No sign of Jarret in the dining room so I exited the café on the hotel side, toward the grass-green carpeted pool area. Tourists slathering suntan lotion, chatting, or reading, filled the deck chairs around the Olympic-sized swimming pool. Laughing, screaming children performed cannonballs into the water.
I spotted Jarret in a row of chairs at the far end of the pool. Long and lean with flat abs and muscular shoulders, he was stretched out on a blue-and-white lounge chair in swim trunks and black sunglasses. His face lifted toward the sun, he held a quarter-folded newspaper in one hand and a bottle of water in the other.
He took off his glasses, dashed bottled water over his sandy brown hair and face with posed flair, and waved me over. “Hey, gorgeous, where’s your bathing suit?”
“At home, at the bottom of a box. I thought we were having breakfast.”
“Sit down,” he said, patting the chair next to him. “We can eat at one of the umbrella tables. What do you want for breakfast?”
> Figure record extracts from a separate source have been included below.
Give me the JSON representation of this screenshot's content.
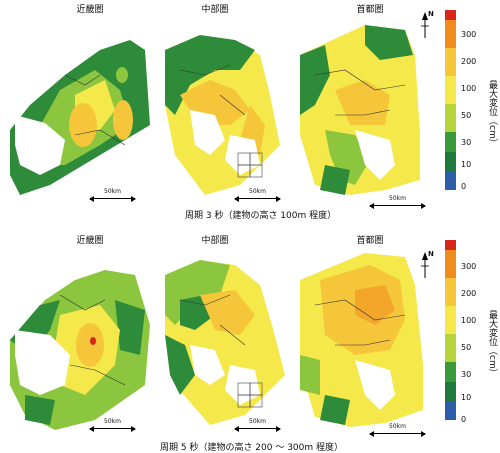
{
  "rows": [
    {
      "caption": "周期 3 秒（建物の高さ 100m 程度）",
      "maps": [
        {
          "title": "近畿圏",
          "scale": "50km"
        },
        {
          "title": "中部圏",
          "scale": "50km"
        },
        {
          "title": "首都圏",
          "scale": "50km"
        }
      ]
    },
    {
      "caption": "周期 5 秒（建物の高さ 200 ～ 300m 程度）",
      "maps": [
        {
          "title": "近畿圏",
          "scale": "50km"
        },
        {
          "title": "中部圏",
          "scale": "50km"
        },
        {
          "title": "首都圏",
          "scale": "50km"
        }
      ]
    }
  ],
  "legend": {
    "title": "最大変位（cm）",
    "ticks": [
      "300",
      "200",
      "100",
      "50",
      "30",
      "10",
      "0"
    ],
    "north": "N",
    "colors": [
      "#d9261c",
      "#f08c1e",
      "#f5c63a",
      "#f4e84a",
      "#b6d43c",
      "#3a9a3a",
      "#1e7a3c",
      "#2d5fa8"
    ]
  }
}
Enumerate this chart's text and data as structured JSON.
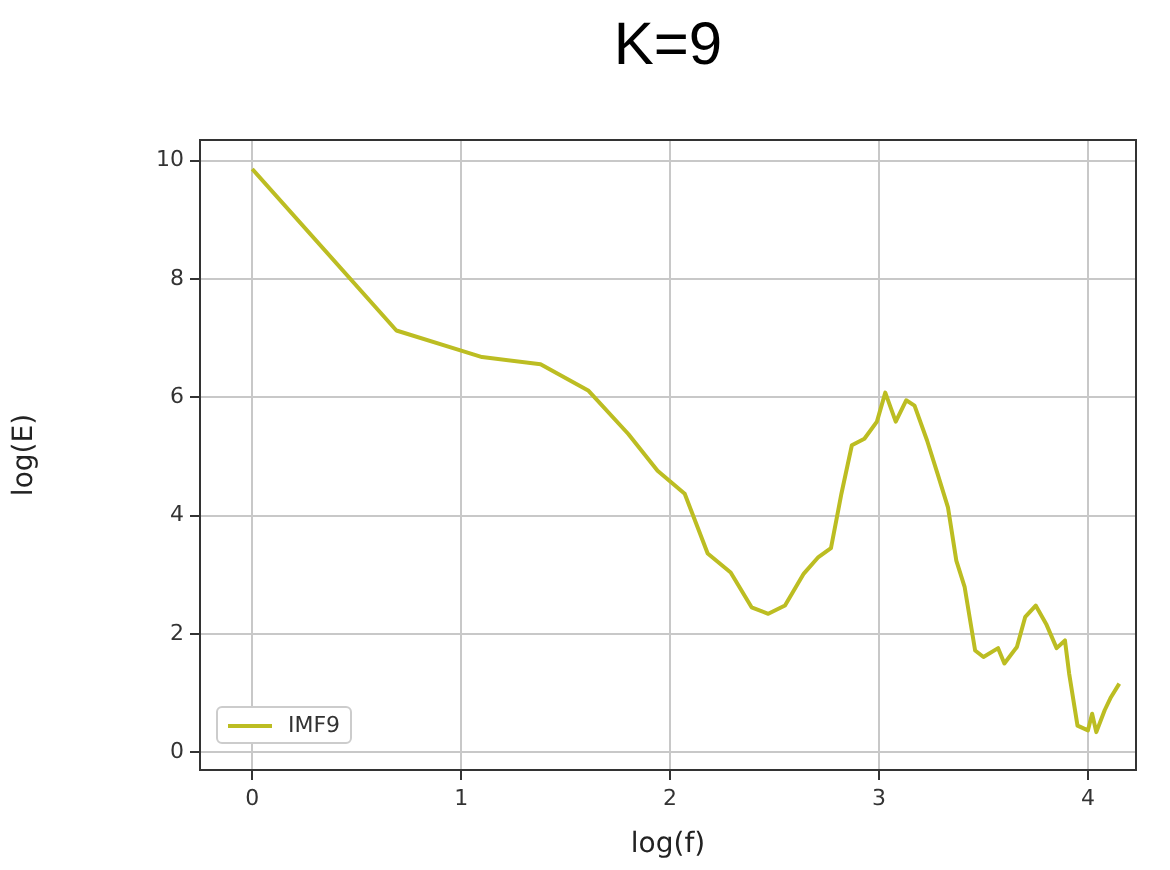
{
  "chart_data": {
    "type": "line",
    "title": "K=9",
    "xlabel": "log(f)",
    "ylabel": "log(E)",
    "xlim": [
      -0.25,
      4.23
    ],
    "ylim": [
      -0.3,
      10.35
    ],
    "xticks": [
      0,
      1,
      2,
      3,
      4
    ],
    "yticks": [
      0,
      2,
      4,
      6,
      8,
      10
    ],
    "grid": true,
    "legend": "bottom left",
    "marker": "none",
    "line_style": "solid",
    "series": [
      {
        "name": "IMF9",
        "color": "#bcbd22",
        "x": [
          0,
          0.69,
          1.0,
          1.1,
          1.38,
          1.61,
          1.8,
          1.94,
          2.07,
          2.18,
          2.29,
          2.39,
          2.47,
          2.55,
          2.64,
          2.71,
          2.77,
          2.82,
          2.87,
          2.93,
          2.99,
          3.03,
          3.08,
          3.13,
          3.17,
          3.23,
          3.28,
          3.33,
          3.37,
          3.41,
          3.46,
          3.5,
          3.57,
          3.6,
          3.66,
          3.7,
          3.75,
          3.8,
          3.85,
          3.89,
          3.91,
          3.95,
          4.0,
          4.02,
          4.04,
          4.08,
          4.11,
          4.15
        ],
        "values": [
          9.86,
          7.13,
          6.79,
          6.68,
          6.56,
          6.11,
          5.38,
          4.76,
          4.37,
          3.36,
          3.04,
          2.45,
          2.34,
          2.48,
          3.02,
          3.3,
          3.45,
          4.37,
          5.19,
          5.3,
          5.59,
          6.08,
          5.59,
          5.95,
          5.86,
          5.27,
          4.71,
          4.14,
          3.24,
          2.79,
          1.72,
          1.61,
          1.76,
          1.5,
          1.78,
          2.29,
          2.48,
          2.17,
          1.76,
          1.89,
          1.33,
          0.45,
          0.37,
          0.65,
          0.34,
          0.71,
          0.93,
          1.16
        ]
      }
    ]
  }
}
“Eggs. And an air-conditioned booth where we can talk in private.” I danced away from the edge of the pool seconds before an army of kids splashed up the steps.
Jarret toweled his head, face, and body, and pulled on a T-shirt. As we strolled into the restaurant, the waitress behind the counter waved and the host greeted him like an old friend.
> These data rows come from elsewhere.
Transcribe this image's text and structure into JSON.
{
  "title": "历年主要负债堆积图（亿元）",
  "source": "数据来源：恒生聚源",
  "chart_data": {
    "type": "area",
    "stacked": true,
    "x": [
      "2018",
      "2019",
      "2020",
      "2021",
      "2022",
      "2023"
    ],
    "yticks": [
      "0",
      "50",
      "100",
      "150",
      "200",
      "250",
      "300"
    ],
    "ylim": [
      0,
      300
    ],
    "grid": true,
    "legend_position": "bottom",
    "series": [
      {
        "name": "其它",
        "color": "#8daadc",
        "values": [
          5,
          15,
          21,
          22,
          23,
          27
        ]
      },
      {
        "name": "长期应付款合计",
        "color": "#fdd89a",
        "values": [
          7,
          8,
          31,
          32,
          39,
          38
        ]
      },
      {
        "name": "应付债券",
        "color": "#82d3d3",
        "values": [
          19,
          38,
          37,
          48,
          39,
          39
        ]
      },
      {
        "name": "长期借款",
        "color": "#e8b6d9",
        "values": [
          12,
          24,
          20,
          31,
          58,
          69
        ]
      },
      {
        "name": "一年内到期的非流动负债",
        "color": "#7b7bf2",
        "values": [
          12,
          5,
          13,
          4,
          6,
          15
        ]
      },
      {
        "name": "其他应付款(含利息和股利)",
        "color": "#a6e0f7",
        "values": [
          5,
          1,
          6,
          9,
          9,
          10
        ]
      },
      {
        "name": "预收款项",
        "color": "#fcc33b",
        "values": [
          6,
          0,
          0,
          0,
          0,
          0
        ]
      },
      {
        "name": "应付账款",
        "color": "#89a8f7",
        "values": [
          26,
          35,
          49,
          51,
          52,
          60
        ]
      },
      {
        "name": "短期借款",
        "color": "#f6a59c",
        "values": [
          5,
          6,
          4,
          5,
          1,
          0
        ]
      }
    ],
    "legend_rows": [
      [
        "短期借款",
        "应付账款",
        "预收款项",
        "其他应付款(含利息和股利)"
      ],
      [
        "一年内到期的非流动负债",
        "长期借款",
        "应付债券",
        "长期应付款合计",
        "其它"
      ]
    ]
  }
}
“Pleasant staff,” I said as we waited for a table.
“Ira got me a room here because they’re used to dealing with celebrities,” he said. “I told him I wanted to stay in the Valley.”
“Interesting choice, considering Laycee stayed here, too.”
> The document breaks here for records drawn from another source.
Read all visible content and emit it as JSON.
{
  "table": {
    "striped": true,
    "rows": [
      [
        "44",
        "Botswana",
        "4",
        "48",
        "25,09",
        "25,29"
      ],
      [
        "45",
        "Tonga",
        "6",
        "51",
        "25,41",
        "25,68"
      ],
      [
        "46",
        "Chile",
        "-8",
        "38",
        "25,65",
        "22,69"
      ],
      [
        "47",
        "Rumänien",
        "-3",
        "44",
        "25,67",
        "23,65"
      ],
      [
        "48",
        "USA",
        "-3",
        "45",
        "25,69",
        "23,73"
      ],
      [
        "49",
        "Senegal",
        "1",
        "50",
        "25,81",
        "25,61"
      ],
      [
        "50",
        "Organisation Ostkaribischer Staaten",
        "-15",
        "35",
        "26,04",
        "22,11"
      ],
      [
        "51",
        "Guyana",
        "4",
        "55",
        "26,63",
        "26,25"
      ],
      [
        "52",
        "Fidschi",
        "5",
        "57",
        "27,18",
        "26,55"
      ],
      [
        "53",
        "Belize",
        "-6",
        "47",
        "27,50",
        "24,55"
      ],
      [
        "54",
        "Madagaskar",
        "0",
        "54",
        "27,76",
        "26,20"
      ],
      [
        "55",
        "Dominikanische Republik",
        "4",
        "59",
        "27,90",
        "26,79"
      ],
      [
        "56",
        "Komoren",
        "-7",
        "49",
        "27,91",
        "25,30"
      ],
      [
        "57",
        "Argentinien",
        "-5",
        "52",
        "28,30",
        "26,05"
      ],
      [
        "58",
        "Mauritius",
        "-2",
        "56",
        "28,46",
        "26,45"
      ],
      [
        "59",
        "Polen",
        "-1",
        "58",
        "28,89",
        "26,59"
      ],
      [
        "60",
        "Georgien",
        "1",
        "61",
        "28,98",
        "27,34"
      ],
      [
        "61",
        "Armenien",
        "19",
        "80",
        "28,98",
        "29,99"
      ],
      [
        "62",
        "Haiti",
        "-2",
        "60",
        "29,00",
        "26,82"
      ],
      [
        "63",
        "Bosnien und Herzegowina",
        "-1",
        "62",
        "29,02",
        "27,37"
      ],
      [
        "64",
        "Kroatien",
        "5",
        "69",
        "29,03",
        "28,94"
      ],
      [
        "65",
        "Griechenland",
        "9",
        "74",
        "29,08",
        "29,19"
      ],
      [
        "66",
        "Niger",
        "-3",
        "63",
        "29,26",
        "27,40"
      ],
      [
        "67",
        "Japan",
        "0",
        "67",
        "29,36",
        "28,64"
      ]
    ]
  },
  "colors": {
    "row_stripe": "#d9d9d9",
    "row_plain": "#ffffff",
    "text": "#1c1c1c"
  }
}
He raised an eyebrow. “Did she? I didn’t know.”
A goateed waiter in a black shirt seated us in a private booth in the corner and then took our order. Steak (rare) and eggs (up), biscuits with gravy, orange juice, and coffee for Jarret, and two eggs easy with a side of rye toast for me. After the waiter brought the juice and poured our coffee, he left us alone.
I stirred cream into my coffee. Nothing like another steaming cup of java to cool off on a hot day. “Did your parents reach you?”
“I talked to them late yesterday afternoon after I left my lawyer’s office. Mom told me she called you. I’m sorry they bothered you.”
“Marion and Bud aren’t ever a bother. They were anxious when they were unable to reach you. The news reports worried all of us. My mom called me more than a few times.”
“Viv phoned me at the hotel last night. You’re lucky you have such great parents. Your mom didn’t grill me about what happened. She asked me if I was taking care of myself.”
“And are you? You were pretty drunk last night.”
He ran his fingers through his hair. “The last two days have been a living nightmare, beginning with the freaking bird going kamikaze and hexing my game. Everything went south from there. I just wanted to disconnect last night.”
His response didn’t surprise me. I understood his urge to withdraw—a need to escape was a common reaction to trauma. But what trauma was Jarret erasing? A bad game, finding Laycee’s body, or a guilty conscience? I sipped my coffee and waited for him to continue.
“Every rumormonger in the Midwest contacted my parents yesterday—the neighbors, my cousins, the church ladies, hell—even Coach Olson from the high school. Anyone who ever asked my folks for tickets to see me pitch now wants to know if I’m a murderer.”
“I’m sorry. I know how hard you work to protect your folks from gossip.” And his vices. Unlike my family—where trouble sat open to discussion—the Cooper family harbored secrets. A problem concealed meant a problem erased.
Jarret clenched his fist. “I don’t know what was worse: finding Laycee like that, the police grilling me all day, or hearing my mother cry.”
“Last night on the phone you apologized to me. What for?”
He stared at his coffee cup with his elbow on the table, rubbing his forehead with the heel of his palm. “You know I didn’t kill her.”